The gradient for W_q depends on the frozen context keys through the
attention weights α_{ij}. So the gradient "knows" about the context
through the attention pattern — it just can't change the context keys
themselves.

**This is exactly what we want**: adjust the query projection so the
model attends to the right parts of the context to produce the desired
behavior. The context is the fixed stimulus; the response is what we're
training.

## Connection to the Anthropic Method

The Anthropic instruction-stripping method works through this exact
mechanism:

1. With instructions (surfaced memories): the context includes behavioral
   guidance. The model produces good behavior partly because of these
   instructions.
2. Strip instructions: remove the guidance from the context.
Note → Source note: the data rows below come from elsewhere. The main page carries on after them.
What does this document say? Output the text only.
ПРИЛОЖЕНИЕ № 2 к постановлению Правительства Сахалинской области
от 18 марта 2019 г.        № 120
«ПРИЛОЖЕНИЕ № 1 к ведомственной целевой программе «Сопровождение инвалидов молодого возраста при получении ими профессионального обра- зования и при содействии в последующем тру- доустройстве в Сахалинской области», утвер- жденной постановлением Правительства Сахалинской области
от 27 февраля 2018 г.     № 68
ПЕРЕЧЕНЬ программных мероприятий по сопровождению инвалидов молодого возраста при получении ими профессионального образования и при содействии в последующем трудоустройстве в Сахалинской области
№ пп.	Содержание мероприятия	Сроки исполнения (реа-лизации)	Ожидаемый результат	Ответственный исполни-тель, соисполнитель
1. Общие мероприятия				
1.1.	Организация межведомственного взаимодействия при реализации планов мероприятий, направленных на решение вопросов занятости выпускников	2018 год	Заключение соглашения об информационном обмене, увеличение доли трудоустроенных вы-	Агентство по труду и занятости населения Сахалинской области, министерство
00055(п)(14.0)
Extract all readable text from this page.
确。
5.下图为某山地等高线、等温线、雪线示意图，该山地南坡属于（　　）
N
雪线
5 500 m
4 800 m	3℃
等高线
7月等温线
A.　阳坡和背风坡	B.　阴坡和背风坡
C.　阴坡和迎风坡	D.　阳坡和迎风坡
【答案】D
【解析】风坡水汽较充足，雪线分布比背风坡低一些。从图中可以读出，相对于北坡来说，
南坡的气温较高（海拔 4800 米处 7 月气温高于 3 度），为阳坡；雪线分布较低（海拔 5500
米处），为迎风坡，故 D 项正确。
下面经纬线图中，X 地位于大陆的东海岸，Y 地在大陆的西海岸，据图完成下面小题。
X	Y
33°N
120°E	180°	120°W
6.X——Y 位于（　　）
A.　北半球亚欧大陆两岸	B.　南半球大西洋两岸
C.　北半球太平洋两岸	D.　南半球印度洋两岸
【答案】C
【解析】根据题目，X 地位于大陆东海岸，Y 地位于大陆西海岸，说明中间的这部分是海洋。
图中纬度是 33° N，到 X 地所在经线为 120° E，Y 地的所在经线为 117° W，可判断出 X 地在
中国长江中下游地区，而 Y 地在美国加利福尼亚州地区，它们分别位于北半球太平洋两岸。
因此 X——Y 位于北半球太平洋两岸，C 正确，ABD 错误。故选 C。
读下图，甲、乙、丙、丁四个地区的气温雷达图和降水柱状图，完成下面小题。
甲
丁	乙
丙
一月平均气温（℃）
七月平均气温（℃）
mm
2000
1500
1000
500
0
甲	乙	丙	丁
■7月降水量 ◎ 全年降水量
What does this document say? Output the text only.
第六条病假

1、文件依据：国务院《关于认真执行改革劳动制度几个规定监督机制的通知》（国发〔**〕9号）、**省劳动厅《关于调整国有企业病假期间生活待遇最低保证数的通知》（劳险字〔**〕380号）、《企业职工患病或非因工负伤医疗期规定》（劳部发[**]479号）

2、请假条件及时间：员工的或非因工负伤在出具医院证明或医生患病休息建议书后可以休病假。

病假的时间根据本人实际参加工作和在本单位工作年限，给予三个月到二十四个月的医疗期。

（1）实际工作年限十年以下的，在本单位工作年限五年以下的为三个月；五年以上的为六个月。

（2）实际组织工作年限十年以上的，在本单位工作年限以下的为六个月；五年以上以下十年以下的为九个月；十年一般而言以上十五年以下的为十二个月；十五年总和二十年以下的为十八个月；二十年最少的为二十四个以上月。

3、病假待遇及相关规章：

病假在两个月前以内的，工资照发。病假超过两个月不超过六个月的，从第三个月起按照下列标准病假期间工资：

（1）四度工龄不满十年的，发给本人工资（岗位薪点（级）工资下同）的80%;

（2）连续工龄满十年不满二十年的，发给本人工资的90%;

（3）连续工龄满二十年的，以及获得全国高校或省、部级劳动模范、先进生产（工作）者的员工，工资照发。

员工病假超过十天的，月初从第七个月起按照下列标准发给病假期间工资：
The decision
   tokens (good behavior) remain as training targets.
3. Train: the gradient adjusts W_q and response weights so the model
   produces the good behavior even without the instruction context.

The gradient says: "given a context WITHOUT the instructions, adjust the
query projections so you attend to the same patterns in the context that
the instructions helped you notice."

The disposition moves from the instructions (in context) to the weights
(in W_q and downstream projections). The model learns to "see" what the
instructions pointed at, without needing the instructions.

This is why it works even with frozen context: the change is in HOW the
model looks at context, not in what the context contains.